Archive, juillet 2007

Mardi 31 juillet 2007 | Mise en ligne à 15h48 | Commenter Commentaires (4)

Bilan : quatre ans avec une Saturn Ion

Lorsque GM a lancé sa nouvelle Saturn Ion en 2003, je fus l’un des premiers à en critiquer la finition. Non pas qu’elle fut bâclée, mais je trouvais que les joints entre les panneaux de plastique de sa carrosserie et la structure métallique étaient trop évidents. Puis, il y avait cette instrumentation au centre du tableau de bord qui ne me plaisait pas. J’étais loin de me douter que quelques mois suivant ce lancement, ma propre fille (alors âgée de 17 ans!) allait m’arriver à la maison avec une Ion!

 

C’est que ma grande s’en allait au Cégep et que les transports en commun n’étaient pas pour elle (il faut dire qu’elle s’était déjà fait «agacer» d’une façon peu polie et que sa confiance dans la sécurité en public s’effritait!). Non, papa n’allait pas payer pour la Saturn.
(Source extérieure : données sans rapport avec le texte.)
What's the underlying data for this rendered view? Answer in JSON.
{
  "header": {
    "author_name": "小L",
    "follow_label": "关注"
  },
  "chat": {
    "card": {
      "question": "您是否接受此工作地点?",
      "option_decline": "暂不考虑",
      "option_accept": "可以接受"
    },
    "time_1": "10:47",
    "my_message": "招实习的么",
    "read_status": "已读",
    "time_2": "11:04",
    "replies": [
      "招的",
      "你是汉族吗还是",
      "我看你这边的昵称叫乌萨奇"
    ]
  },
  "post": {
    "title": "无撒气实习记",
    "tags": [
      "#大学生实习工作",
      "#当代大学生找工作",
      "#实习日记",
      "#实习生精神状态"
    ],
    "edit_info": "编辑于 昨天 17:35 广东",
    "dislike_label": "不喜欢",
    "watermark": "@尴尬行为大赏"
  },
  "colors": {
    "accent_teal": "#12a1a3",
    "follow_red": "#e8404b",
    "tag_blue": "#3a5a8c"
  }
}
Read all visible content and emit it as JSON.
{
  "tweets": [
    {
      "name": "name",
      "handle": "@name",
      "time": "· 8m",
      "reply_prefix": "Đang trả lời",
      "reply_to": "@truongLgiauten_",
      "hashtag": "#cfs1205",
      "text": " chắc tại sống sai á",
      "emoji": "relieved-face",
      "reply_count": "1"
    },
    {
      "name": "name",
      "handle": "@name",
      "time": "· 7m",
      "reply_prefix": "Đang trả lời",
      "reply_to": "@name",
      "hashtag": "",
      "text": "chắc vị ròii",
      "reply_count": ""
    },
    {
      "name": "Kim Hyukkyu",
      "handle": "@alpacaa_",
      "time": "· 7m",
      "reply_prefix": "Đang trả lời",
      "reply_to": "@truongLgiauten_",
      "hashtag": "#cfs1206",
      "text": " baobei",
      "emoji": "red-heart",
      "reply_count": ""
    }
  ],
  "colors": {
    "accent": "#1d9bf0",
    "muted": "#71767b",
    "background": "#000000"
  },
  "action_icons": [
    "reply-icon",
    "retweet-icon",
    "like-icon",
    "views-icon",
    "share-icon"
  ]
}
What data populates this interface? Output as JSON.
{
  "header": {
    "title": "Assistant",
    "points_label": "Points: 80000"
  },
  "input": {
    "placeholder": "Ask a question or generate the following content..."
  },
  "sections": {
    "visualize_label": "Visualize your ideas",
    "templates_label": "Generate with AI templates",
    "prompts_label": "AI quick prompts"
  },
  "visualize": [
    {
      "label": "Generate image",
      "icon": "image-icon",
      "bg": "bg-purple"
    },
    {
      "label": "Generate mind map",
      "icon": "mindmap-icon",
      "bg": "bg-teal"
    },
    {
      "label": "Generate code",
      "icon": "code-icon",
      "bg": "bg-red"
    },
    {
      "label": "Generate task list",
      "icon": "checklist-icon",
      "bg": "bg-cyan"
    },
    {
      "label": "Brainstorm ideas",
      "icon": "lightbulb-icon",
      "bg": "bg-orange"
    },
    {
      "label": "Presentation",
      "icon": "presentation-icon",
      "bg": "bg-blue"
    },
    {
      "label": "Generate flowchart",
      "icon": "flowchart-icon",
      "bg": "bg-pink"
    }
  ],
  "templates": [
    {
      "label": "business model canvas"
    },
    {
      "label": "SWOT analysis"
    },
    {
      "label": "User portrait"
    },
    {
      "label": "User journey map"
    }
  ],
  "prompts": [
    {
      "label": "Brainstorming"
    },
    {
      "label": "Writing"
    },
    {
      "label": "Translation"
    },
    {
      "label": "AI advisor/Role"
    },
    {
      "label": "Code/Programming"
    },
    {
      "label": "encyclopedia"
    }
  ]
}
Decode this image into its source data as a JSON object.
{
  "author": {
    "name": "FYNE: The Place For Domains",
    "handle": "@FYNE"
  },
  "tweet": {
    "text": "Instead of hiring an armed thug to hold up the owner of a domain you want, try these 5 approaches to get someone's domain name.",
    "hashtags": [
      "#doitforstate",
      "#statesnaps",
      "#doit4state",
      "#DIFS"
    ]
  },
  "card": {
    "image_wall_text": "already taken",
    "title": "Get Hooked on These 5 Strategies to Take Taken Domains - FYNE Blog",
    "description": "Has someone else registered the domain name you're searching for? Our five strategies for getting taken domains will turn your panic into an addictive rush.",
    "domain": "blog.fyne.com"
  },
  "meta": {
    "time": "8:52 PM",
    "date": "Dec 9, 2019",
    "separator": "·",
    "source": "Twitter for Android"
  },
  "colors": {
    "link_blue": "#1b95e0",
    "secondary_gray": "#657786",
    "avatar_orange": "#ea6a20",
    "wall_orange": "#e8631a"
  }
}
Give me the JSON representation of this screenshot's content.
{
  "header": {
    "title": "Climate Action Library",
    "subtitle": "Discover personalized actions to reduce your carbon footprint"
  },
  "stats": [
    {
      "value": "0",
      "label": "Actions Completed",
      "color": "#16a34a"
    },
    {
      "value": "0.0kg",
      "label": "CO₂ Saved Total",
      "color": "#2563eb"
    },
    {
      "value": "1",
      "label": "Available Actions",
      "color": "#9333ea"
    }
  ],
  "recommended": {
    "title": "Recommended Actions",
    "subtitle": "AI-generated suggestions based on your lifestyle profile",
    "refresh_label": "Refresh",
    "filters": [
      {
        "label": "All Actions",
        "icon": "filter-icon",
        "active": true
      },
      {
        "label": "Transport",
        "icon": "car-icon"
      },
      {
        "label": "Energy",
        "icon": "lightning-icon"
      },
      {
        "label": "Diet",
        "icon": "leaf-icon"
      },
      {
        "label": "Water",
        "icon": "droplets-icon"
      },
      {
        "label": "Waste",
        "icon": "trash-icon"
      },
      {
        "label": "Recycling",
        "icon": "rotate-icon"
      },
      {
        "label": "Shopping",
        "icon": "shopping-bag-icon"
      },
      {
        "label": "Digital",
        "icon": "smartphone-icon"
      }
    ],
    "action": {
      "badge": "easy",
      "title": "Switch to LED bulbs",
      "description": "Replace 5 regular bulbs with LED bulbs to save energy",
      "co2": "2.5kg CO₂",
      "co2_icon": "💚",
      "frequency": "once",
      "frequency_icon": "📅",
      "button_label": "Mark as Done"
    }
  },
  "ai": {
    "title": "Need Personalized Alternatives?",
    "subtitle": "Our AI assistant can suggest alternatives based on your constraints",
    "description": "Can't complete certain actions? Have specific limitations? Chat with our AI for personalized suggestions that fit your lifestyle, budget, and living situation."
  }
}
Mais «fillette» avait amassé un bon petit montant d’argent en travaillant les week-ends et tout l’été et elle était décidée à se louer une auto.

 

Après quelques visites peu fructueuses (le vendeur d’un concessionnaire Ford local lui a même dit : «Va chercher ton père, petite fille» alors que le vendeur de l’agence Hyundai tout à côté l’a reçue en grande dame lui suggérant même un service de limousine pour retourner à la maison!), c’est à l’agence Saturn du nord de la ville de Montréal qu’elle fut la mieux reçue. Et je n’étais pas au courant. Ma grande a alors déposé 2000$  et elle s’est retrouvée avec un contrat de location de quatre ans d’une «magnifique» Saturn Ion toute noire avec boîte manuelle et lecteur CD. Il lui en coûterait alors 186$ par mois (taxes incluses) pour rouler son petit bolide.

 

Imaginez mon désarroi! Évidemment, j’ai dû signer et accepter de la financer (ce qu’un père ne ferait pas pour sa «fifille»!). Mais, Dieu soit loué, elle a respecté son engagement et jusqu’ici, elle n’a sauté aucun paiement à son père! Elle a aussi payé ses assurances, son essence et son entretien. JE N’AI PAS DÉBOURSÉ UN SOU! Et elle doit remettre cette Saturn le mois prochain.

 

Une bonne expérience

 

Vous vous doutez que je me méfiais un peu et de fillette (qui a respecté son engagement à la lettre, je le répète!) et de la voiture. C’est là la surprise ! Malgré les critiques parfois acerbes de journalistes (j’ai appris à en connaître quelques-uns à partir de cette Saturn!), certaines dépassant même…leurs capacités, la Ion s’est avérée beaucoup plus fiable que prévu.

 

L’auto affiche près de 80 000 kilomètres et je n’aurais pas peur de la revendre à une de mes connaissances. Nous a-t-elle lâché? Oui. Une fois l’hiver dernier. Elle n’a pas voulu partir du premier coup. Après avoir contacté le service de dépannage de GM, elle a bien voulu démarrer. Malgré que la garantie de trois ans ait été terminée, le concessionnaire Saturn a bien voulu la regarder pour se rendre compte que la «puce» de l’ordinateur avait fendu au froid, un problème inusité. Il ne nous a rien chargé pour réparer la Saturn. Parmi les autres «problèmes» vécus avec la Ion, il y a un pivot d’essuie-glace qui a cassé (hmmm! Forcé peut-être?), des commandes du chauffage qui ont dû être ajustées et….une clé de contact qui ne voulait plus tourner…usée!

 

Ma fille a suivi l’entretien avec plus ou moins de rigueur, mais la Ion a quand même été bien traitée. Le petit moteur 2,2 litres s’est avéré plus silencieux que prévu (malgré certains critiques qui affirmaient que c’était un moteur bruyant…ils avaient déjà une idée pré conçue avant de mettre la mais sur cette auto, surtout ceux qui vantent les performances de certaines petites Allemandes, mais qui ne parlent jamais des nombreuses visites chez le concessionnaire pour divers problèmes!). Rien d’autre n’a été problématique sur la Ion sauf les bagues de la barre stabilisatrice avant qui se sont usées prématurément et qui font du bruit.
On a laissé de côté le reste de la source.